WJXO
- Chattahoochee, Florida; United States;
- Broadcast area: Tallahassee area
- Frequency: 1580 kHz

Ownership
- Owner: Mount Vernon Broadcasting LLC

History
- First air date: November 1, 1963 (as WSBP)
- Former call signs: WSBP (1963–1980) WENO (1980–1988) WTCL (1988–2021)

Technical information
- Licensing authority: FCC
- Facility ID: 37471
- Class: D
- Power: 10,000 watts day
- Transmitter coordinates: 30°40′14.00″N 84°50′0.00″W﻿ / ﻿30.6705556°N 84.8333333°W
- Translator: 100.1 W261DU (Chattahoochee) (CP)

Links
- Public license information: Public file; LMS;

= WJXO =

WJXO (1580 AM) is a radio station is licensed to Chattahoochee, Florida, United States. The station is owned by Mount Vernon Broadcasting LLC.

==History==
The station's original call sign was WSBP, broadcasting a country format for most of its early history. The construction permit to build the station was first issued on January 22, 1962. It first signed on November 1, 1963, at 1,000 watts of daytime-only power and under the ownership of the Chattahoochee Broadcasting Company. Emory Pope was the company president.

WSBP was sold to Roscoe Fleetwood in stages between 1969 and 1973. On November 11, 1975, the station changed hands again, this time to Soundway Broadcasting Company, headed by president and general manager Erwin O'Conner. Prior to the sale that year, the FCC approved the station's request to increase the station's daytime power to five thousand watts. The change became effective January 22, 1979.

The call sign changed to WENO on January 29, 1980. On May 12, 1988, the station changed its call sign to WTCL.
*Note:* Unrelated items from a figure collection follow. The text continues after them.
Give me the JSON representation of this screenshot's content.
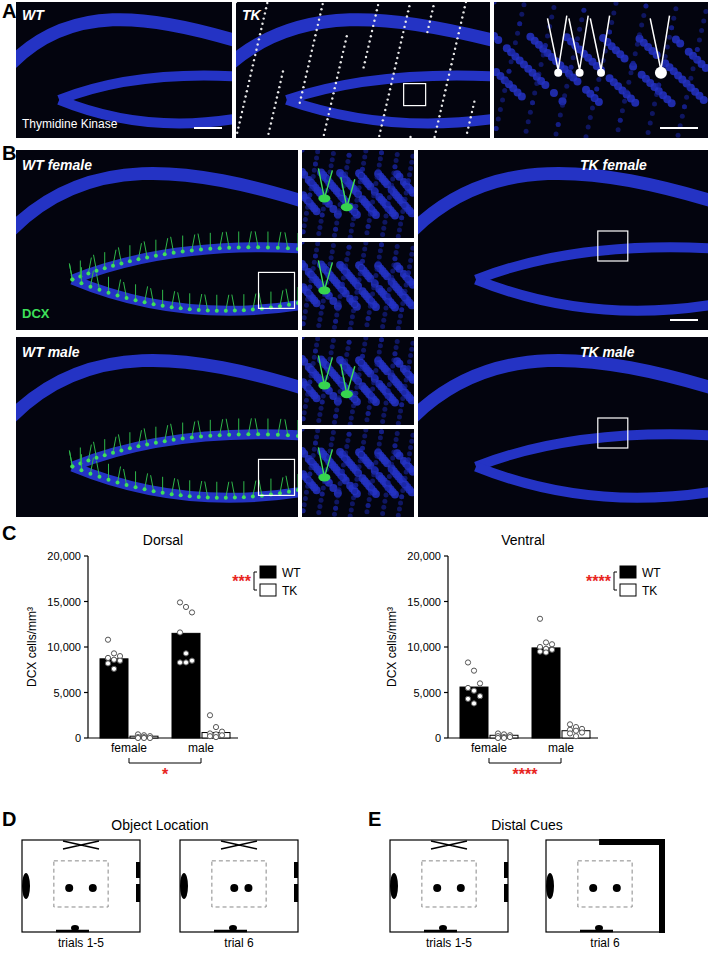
{
  "panels": {
    "A": {
      "label": "A",
      "left_title": "WT",
      "middle_title": "TK",
      "stain": "Thymidine Kinase"
    },
    "B": {
      "label": "B",
      "titles": [
        "WT female",
        "TK female",
        "WT male",
        "TK male"
      ],
      "stain": "DCX"
    },
    "C": {
      "label": "C"
    },
    "D": {
      "label": "D",
      "title": "Object Location",
      "captions": [
        "trials 1-5",
        "trial 6"
      ]
    },
    "E": {
      "label": "E",
      "title": "Distal Cues",
      "captions": [
        "trials 1-5",
        "trial 6"
      ]
    }
  },
  "chart_data": [
    {
      "type": "bar",
      "title": "Dorsal",
      "y_label": "DCX cells/mm³",
      "categories": [
        "female",
        "male"
      ],
      "series": [
        {
          "name": "WT",
          "color": "#000000",
          "values": [
            8700,
            11500
          ],
          "points": [
            [
              10800,
              9300,
              9000,
              8800,
              8600,
              8500,
              8200,
              7600
            ],
            [
              14900,
              14400,
              13800,
              11600,
              9300,
              8500,
              8300,
              8300
            ]
          ]
        },
        {
          "name": "TK",
          "color": "#ffffff",
          "values": [
            200,
            600
          ],
          "points": [
            [
              400,
              300,
              200,
              100,
              100,
              0,
              0,
              0
            ],
            [
              2500,
              1200,
              700,
              500,
              400,
              300,
              200,
              100
            ]
          ]
        }
      ],
      "ylim": [
        0,
        20000
      ],
      "yticks": [
        0,
        {
          "value": 5000,
          "label": "5,000"
        },
        {
          "value": 10000,
          "label": "10,000"
        },
        {
          "value": 15000,
          "label": "15,000"
        },
        {
          "value": 20000,
          "label": "20,000"
        }
      ],
      "annotations": [
        "***",
        "*"
      ]
    },
    {
      "type": "bar",
      "title": "Ventral",
      "y_label": "DCX cells/mm³",
      "categories": [
        "female",
        "male"
      ],
      "series": [
        {
          "name": "WT",
          "color": "#000000",
          "values": [
            5600,
            9900
          ],
          "points": [
            [
              8300,
              7400,
              6000,
              5500,
              5200,
              4600,
              4300,
              3800
            ],
            [
              13100,
              10500,
              10300,
              10000,
              9800,
              9700,
              9500,
              9400
            ]
          ]
        },
        {
          "name": "TK",
          "color": "#ffffff",
          "values": [
            300,
            800
          ],
          "points": [
            [
              500,
              400,
              300,
              200,
              100,
              100,
              0,
              0
            ],
            [
              1500,
              1200,
              1000,
              900,
              800,
              600,
              500,
              200
            ]
          ]
        }
      ],
      "ylim": [
        0,
        20000
      ],
      "yticks": [
        0,
        {
          "value": 5000,
          "label": "5,000"
        },
        {
          "value": 10000,
          "label": "10,000"
        },
        {
          "value": 15000,
          "label": "15,000"
        },
        {
          "value": 20000,
          "label": "20,000"
        }
      ],
      "annotations": [
        "****",
        "****"
      ]
    }
  ]
}
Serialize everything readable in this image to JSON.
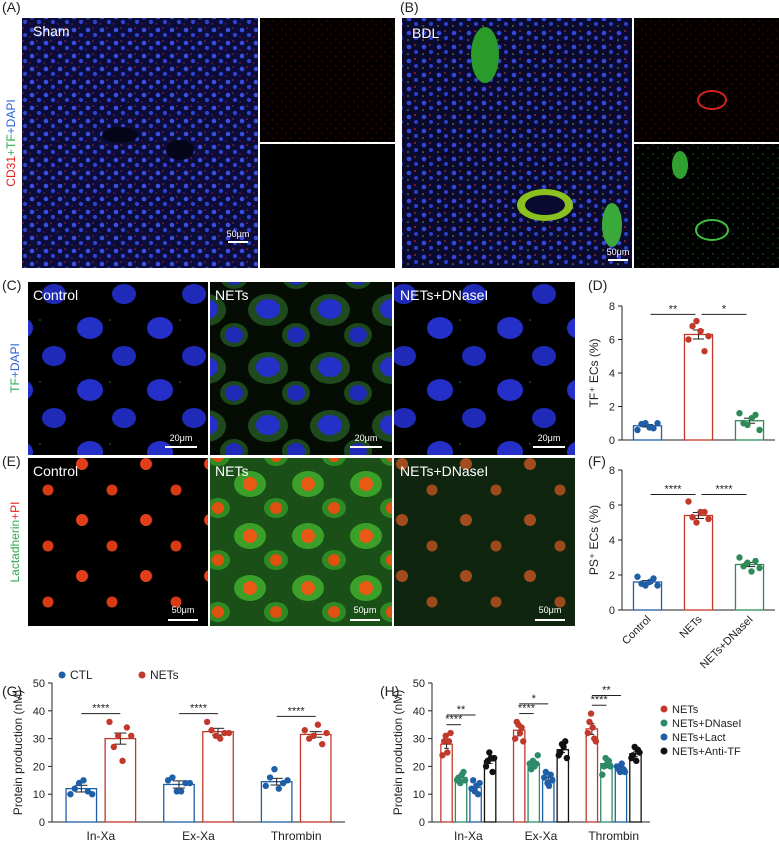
{
  "panel_labels": [
    "(A)",
    "(B)",
    "(C)",
    "(D)",
    "(E)",
    "(F)",
    "(G)",
    "(H)"
  ],
  "micrographs": {
    "sham_label": "Sham",
    "bdl_label": "BDL",
    "scale_a": "50μm",
    "scale_b": "50μm",
    "stain_a": [
      {
        "text": "CD31",
        "color": "#e0201e"
      },
      {
        "text": "+TF",
        "color": "#2fa84f"
      },
      {
        "text": "+DAPI",
        "color": "#2b62d9"
      }
    ],
    "stain_c": [
      {
        "text": "TF",
        "color": "#2fa84f"
      },
      {
        "text": "+DAPI",
        "color": "#2b62d9"
      }
    ],
    "stain_e": [
      {
        "text": "Lactadherin",
        "color": "#2fa84f"
      },
      {
        "text": "+PI",
        "color": "#e0201e"
      }
    ],
    "groups_c": [
      "Control",
      "NETs",
      "NETs+DNaseI"
    ],
    "groups_e": [
      "Control",
      "NETs",
      "NETs+DNaseI"
    ],
    "scales_c": [
      "20μm",
      "20μm",
      "20μm"
    ],
    "scales_e": [
      "50μm",
      "50μm",
      "50μm"
    ]
  },
  "chart_data": [
    {
      "type": "bar",
      "ylabel": "TF⁺ ECs (%)",
      "categories": [
        null,
        null,
        null
      ],
      "colors": [
        "#1f5fa8",
        "#c0392b",
        "#2e8b57"
      ],
      "values": [
        0.85,
        6.3,
        1.15
      ],
      "errors": [
        0.07,
        0.27,
        0.15
      ],
      "points": [
        [
          0.6,
          0.95,
          1.0,
          0.75,
          0.7,
          1.0
        ],
        [
          6.0,
          6.8,
          7.1,
          6.5,
          5.3,
          6.2
        ],
        [
          1.6,
          1.0,
          0.9,
          1.3,
          1.5,
          0.6
        ]
      ],
      "ylim": [
        0,
        8
      ],
      "yticks": [
        0,
        2,
        4,
        6,
        8
      ],
      "significance": [
        "**",
        "*"
      ]
    },
    {
      "type": "bar",
      "ylabel": "PS⁺ ECs (%)",
      "categories": [
        "Control",
        "NETs",
        "NETs+DNaseI"
      ],
      "colors": [
        "#1f5fa8",
        "#c0392b",
        "#2e8b57"
      ],
      "values": [
        1.6,
        5.4,
        2.6
      ],
      "errors": [
        0.08,
        0.17,
        0.12
      ],
      "points": [
        [
          1.9,
          1.5,
          1.4,
          1.6,
          1.8,
          1.4
        ],
        [
          6.2,
          5.3,
          5.0,
          5.6,
          5.6,
          5.2
        ],
        [
          3.0,
          2.5,
          2.7,
          2.2,
          2.8,
          2.4
        ]
      ],
      "ylim": [
        0,
        8
      ],
      "yticks": [
        0,
        2,
        4,
        6,
        8
      ],
      "significance": [
        "****",
        "****"
      ]
    },
    {
      "type": "grouped_bar",
      "ylabel": "Protein production (nM)",
      "categories": [
        "In-Xa",
        "Ex-Xa",
        "Thrombin"
      ],
      "legend": "top-left",
      "series": [
        {
          "name": "CTL",
          "color": "#1f5fa8",
          "values": [
            12,
            13.5,
            14.5
          ],
          "errors": [
            1.2,
            1.3,
            1.2
          ],
          "points": [
            [
              10,
              12,
              14,
              15,
              11,
              10
            ],
            [
              15,
              16,
              11,
              11,
              14,
              14
            ],
            [
              13,
              16,
              19,
              12,
              14,
              15
            ]
          ]
        },
        {
          "name": "NETs",
          "color": "#c0392b",
          "values": [
            30,
            32.5,
            31.5
          ],
          "errors": [
            2,
            1.2,
            1
          ],
          "points": [
            [
              36,
              27,
              31,
              22,
              34,
              31
            ],
            [
              36,
              33,
              31,
              30,
              32,
              32
            ],
            [
              33,
              30,
              31,
              35,
              28,
              32
            ]
          ]
        }
      ],
      "ylim": [
        0,
        50
      ],
      "yticks": [
        0,
        10,
        20,
        30,
        40,
        50
      ],
      "significance": [
        [
          "****"
        ],
        [
          "****"
        ],
        [
          "****"
        ]
      ]
    },
    {
      "type": "grouped_bar",
      "ylabel": "Protein production (nM)",
      "categories": [
        "In-Xa",
        "Ex-Xa",
        "Thrombin"
      ],
      "legend": "right",
      "series": [
        {
          "name": "NETs",
          "color": "#c0392b",
          "values": [
            28,
            33,
            33.5
          ],
          "errors": [
            1.5,
            2,
            2
          ],
          "points": [
            [
              24,
              29,
              31,
              25,
              29,
              32
            ],
            [
              30,
              36,
              35,
              32,
              34,
              29
            ],
            [
              32,
              36,
              39,
              34,
              30,
              29
            ]
          ]
        },
        {
          "name": "NETs+DNaseI",
          "color": "#2e8b6a",
          "values": [
            16,
            21,
            21
          ],
          "errors": [
            1,
            1,
            1.5
          ],
          "points": [
            [
              15,
              16,
              14,
              17,
              18,
              15
            ],
            [
              21,
              19,
              22,
              20,
              21,
              24
            ],
            [
              17,
              20,
              23,
              21,
              22,
              20
            ]
          ]
        },
        {
          "name": "NETs+Lact",
          "color": "#1f5fa8",
          "values": [
            12.5,
            16,
            19
          ],
          "errors": [
            1,
            1,
            1
          ],
          "points": [
            [
              12,
              15,
              11,
              13,
              10,
              14
            ],
            [
              16,
              18,
              14,
              13,
              17,
              15
            ],
            [
              20,
              19,
              18,
              21,
              19,
              18
            ]
          ]
        },
        {
          "name": "NETs+Anti-TF",
          "color": "#111111",
          "values": [
            22,
            26,
            24.5
          ],
          "errors": [
            1,
            1,
            1
          ],
          "points": [
            [
              20,
              22,
              25,
              23,
              18,
              23
            ],
            [
              24,
              25,
              28,
              27,
              29,
              23
            ],
            [
              23,
              24,
              27,
              22,
              26,
              25
            ]
          ]
        }
      ],
      "ylim": [
        0,
        50
      ],
      "yticks": [
        0,
        10,
        20,
        30,
        40,
        50
      ],
      "significance": [
        [
          "****",
          "**",
          null
        ],
        [
          "****",
          "*",
          null
        ],
        [
          "****",
          "**",
          null
        ]
      ]
    }
  ]
}
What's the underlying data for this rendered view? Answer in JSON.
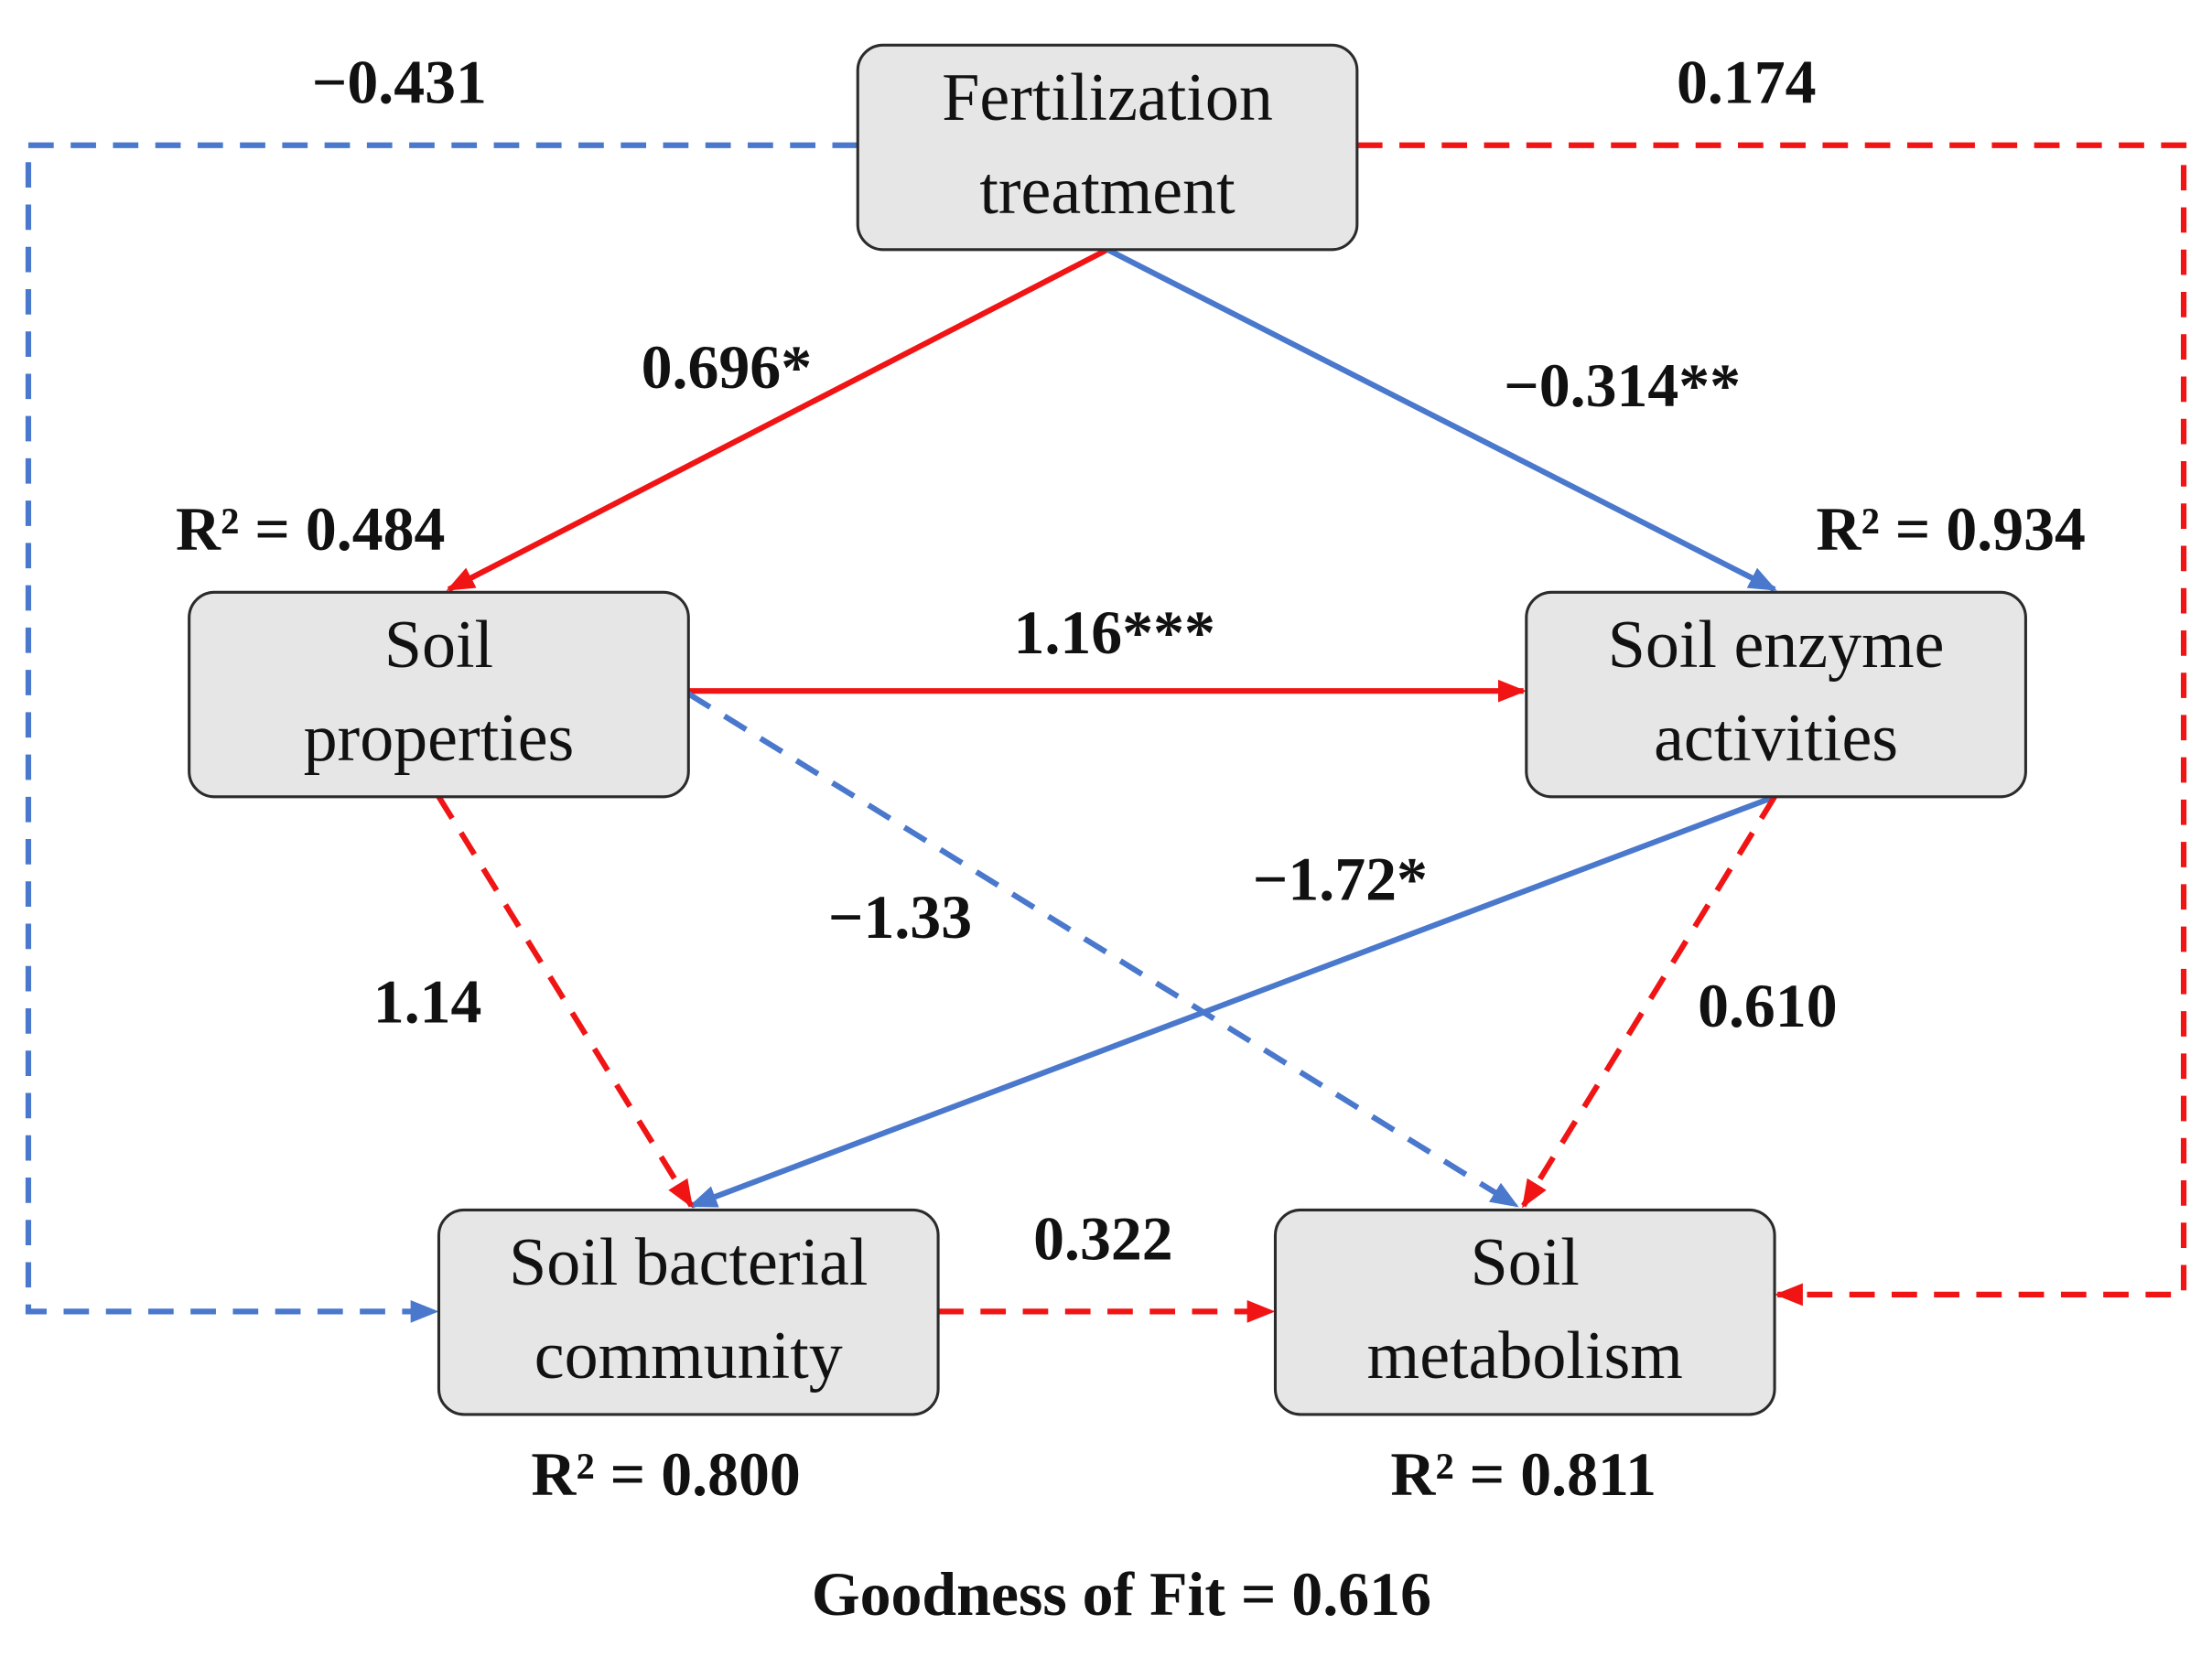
{
  "nodes": [
    {
      "lines": [
        "Fertilization",
        "treatment"
      ]
    },
    {
      "lines": [
        "Soil",
        "properties"
      ],
      "r2": "R² = 0.484"
    },
    {
      "lines": [
        "Soil enzyme",
        "activities"
      ],
      "r2": "R² = 0.934"
    },
    {
      "lines": [
        "Soil bacterial",
        "community"
      ],
      "r2": "R² = 0.800"
    },
    {
      "lines": [
        "Soil",
        "metabolism"
      ],
      "r2": "R² = 0.811"
    }
  ],
  "edges": [
    {
      "label": "0.696*"
    },
    {
      "label": "−0.314**"
    },
    {
      "label": "1.16***"
    },
    {
      "label": "−1.33"
    },
    {
      "label": "−1.72*"
    },
    {
      "label": "1.14"
    },
    {
      "label": "0.610"
    },
    {
      "label": "0.322"
    },
    {
      "label": "−0.431"
    },
    {
      "label": "0.174"
    }
  ],
  "footer": "Goodness of Fit = 0.616"
}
WTCL went silent on December 24, 2013, after the collapse of an LMA to a prospective new owner; it remained mostly silent as its current owner sought a buyer or another LMA offer. On February 23, 2016, WTCL returned to the air with a 1980s hits format, branded as "Sunny Radio". It was the first affiliate of the format for Whiplash Community Radio, owner of KZOY in Sioux Falls, South Dakota and KZOI in Dakota City, Nebraska.

By 2018, however, Sunny was no longer operating the station, and Faith Radio of Tallahassee was broadcasting on it. Owner Metz, LLC, sold the station to Mount Vernon Broadcasting in 2018 for $50,000. The sale came after Hurricane Michael devastated the region; the $50,000 sale price consisted of payments advanced by Mount Vernon to pay for FCC filing fees. David Garcia, a Hispanic broadcaster, reached a deal for a new time brokerage agreement, but the COVID-19 pandemic derailed his plans, and Hurricane Sally caused damage to the studio building later in 2020. Further, Mount Vernon, which had attempted to finance WTCL's purchase with payments for the lease he held for KMRI in West Valley City, Utah, found itself not getting the money after the lessee fell behind on payments; in 2020, an earthquake collapsed its tower; the collapse and subsequent litigation cost $200,000 by mid-2021, at which time Wood was working with a local resident to potentially return the station to air.

The call letters were changed to WJXO on August 6, 2021.